(Vrksasana)
This is a pose that helps improve balance and strength in the shoulders, abdomen, thighs, calves and foot intrinsic muscles. It also calms and relaxes the mind if you incorporate diaphragmatic breathing into the pose. The goal of this exercise is to maintain diaphragmatic breathing while you maintain balance without swaying.
1. Start by standing with your feet hip width apart.
2. Think about lengthening yourself so that you feel as if the crown of your head is rising toward the ceiling.
3. Focus on a point in front of you as you breathe.
4. Start to bring one foot (we will use the left foot) into the inner side of the right leg and pressing against it. Try to maintain a level pelvis and not letting it drop to one side.
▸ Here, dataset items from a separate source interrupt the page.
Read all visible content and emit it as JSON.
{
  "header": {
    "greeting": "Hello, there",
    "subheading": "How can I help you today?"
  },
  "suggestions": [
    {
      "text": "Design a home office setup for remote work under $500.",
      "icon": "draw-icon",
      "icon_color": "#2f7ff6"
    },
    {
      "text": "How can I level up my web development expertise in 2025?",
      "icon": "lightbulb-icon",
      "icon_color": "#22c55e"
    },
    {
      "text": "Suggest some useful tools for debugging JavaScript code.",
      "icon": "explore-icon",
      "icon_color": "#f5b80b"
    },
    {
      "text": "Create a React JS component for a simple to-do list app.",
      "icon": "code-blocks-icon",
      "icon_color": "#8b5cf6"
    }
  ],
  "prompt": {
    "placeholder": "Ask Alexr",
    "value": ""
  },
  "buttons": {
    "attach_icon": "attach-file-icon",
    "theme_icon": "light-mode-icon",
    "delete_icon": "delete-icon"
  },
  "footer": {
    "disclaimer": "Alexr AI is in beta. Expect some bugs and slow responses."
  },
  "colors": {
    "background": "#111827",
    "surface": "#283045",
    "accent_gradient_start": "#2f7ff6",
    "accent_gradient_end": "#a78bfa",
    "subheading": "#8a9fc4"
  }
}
5. You want to keep your hips and shoulders level to the ground and feel for the connection from the arch of the stance foot to the inner groin.
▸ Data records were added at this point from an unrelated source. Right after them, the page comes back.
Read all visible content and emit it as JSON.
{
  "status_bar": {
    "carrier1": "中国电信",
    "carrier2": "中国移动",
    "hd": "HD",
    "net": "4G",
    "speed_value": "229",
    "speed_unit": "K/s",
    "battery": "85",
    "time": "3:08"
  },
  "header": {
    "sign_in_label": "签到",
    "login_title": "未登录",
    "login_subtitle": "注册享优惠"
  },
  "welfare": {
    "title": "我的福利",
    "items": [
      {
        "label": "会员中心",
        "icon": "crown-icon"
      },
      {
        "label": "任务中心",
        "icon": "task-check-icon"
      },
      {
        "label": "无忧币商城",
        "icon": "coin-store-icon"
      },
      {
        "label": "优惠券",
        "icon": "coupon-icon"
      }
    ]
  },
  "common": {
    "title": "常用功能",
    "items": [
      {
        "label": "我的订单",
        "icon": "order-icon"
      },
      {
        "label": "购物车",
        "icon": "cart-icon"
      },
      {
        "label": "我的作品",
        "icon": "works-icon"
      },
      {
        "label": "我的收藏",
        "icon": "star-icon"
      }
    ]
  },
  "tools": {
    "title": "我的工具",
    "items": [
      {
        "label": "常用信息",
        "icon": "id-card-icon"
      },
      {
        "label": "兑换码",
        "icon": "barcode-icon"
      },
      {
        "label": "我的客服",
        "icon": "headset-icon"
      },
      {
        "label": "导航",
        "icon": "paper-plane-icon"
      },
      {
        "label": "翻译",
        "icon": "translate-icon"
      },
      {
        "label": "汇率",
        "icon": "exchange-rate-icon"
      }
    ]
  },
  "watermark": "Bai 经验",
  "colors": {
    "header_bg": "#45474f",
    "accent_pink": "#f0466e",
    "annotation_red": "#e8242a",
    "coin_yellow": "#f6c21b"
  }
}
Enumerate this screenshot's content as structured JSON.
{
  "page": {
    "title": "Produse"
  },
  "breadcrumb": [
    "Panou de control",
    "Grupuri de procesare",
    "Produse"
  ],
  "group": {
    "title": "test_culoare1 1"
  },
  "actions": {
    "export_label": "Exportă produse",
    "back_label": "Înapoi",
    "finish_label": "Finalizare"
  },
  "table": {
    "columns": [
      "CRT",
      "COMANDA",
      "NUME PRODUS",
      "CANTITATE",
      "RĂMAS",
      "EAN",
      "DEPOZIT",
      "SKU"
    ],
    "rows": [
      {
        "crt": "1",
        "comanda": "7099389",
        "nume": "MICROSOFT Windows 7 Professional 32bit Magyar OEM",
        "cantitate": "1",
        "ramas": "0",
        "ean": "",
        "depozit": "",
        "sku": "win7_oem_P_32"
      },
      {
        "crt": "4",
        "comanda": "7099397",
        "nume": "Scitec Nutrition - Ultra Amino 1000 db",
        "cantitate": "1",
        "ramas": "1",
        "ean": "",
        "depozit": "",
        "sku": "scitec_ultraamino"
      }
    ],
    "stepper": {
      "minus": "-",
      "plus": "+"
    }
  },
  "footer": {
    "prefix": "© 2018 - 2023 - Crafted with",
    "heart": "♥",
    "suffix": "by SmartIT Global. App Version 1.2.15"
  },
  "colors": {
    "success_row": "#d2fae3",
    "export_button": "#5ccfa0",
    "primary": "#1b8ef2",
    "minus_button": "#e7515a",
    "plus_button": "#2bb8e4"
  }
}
6. Place the palms of the hands together in a prayer position in front of the heart. Keep the shoulders relaxed to prevent tensioning the neck. If you feel that you have your balance then slowly raise your hand up toward the crown of your head. Stay here for several breaths.
7. To release this pose, slowly lower your palms back toward the heart and place the left foot back to the ground.
Modifications:
1. If you have difficulty performing the full pose, place a finger on the wall for support or keep the toes of the foot resting on the floor as the heel rests against the ankle.
2. You can keep your arms extended outward in a T position instead of together in a prayer position.
3. Keep your hands in a prayer position but do not extend them overhead.
Precautions: patients with significant balance deficits that cannot maintain the pose without fear of falling.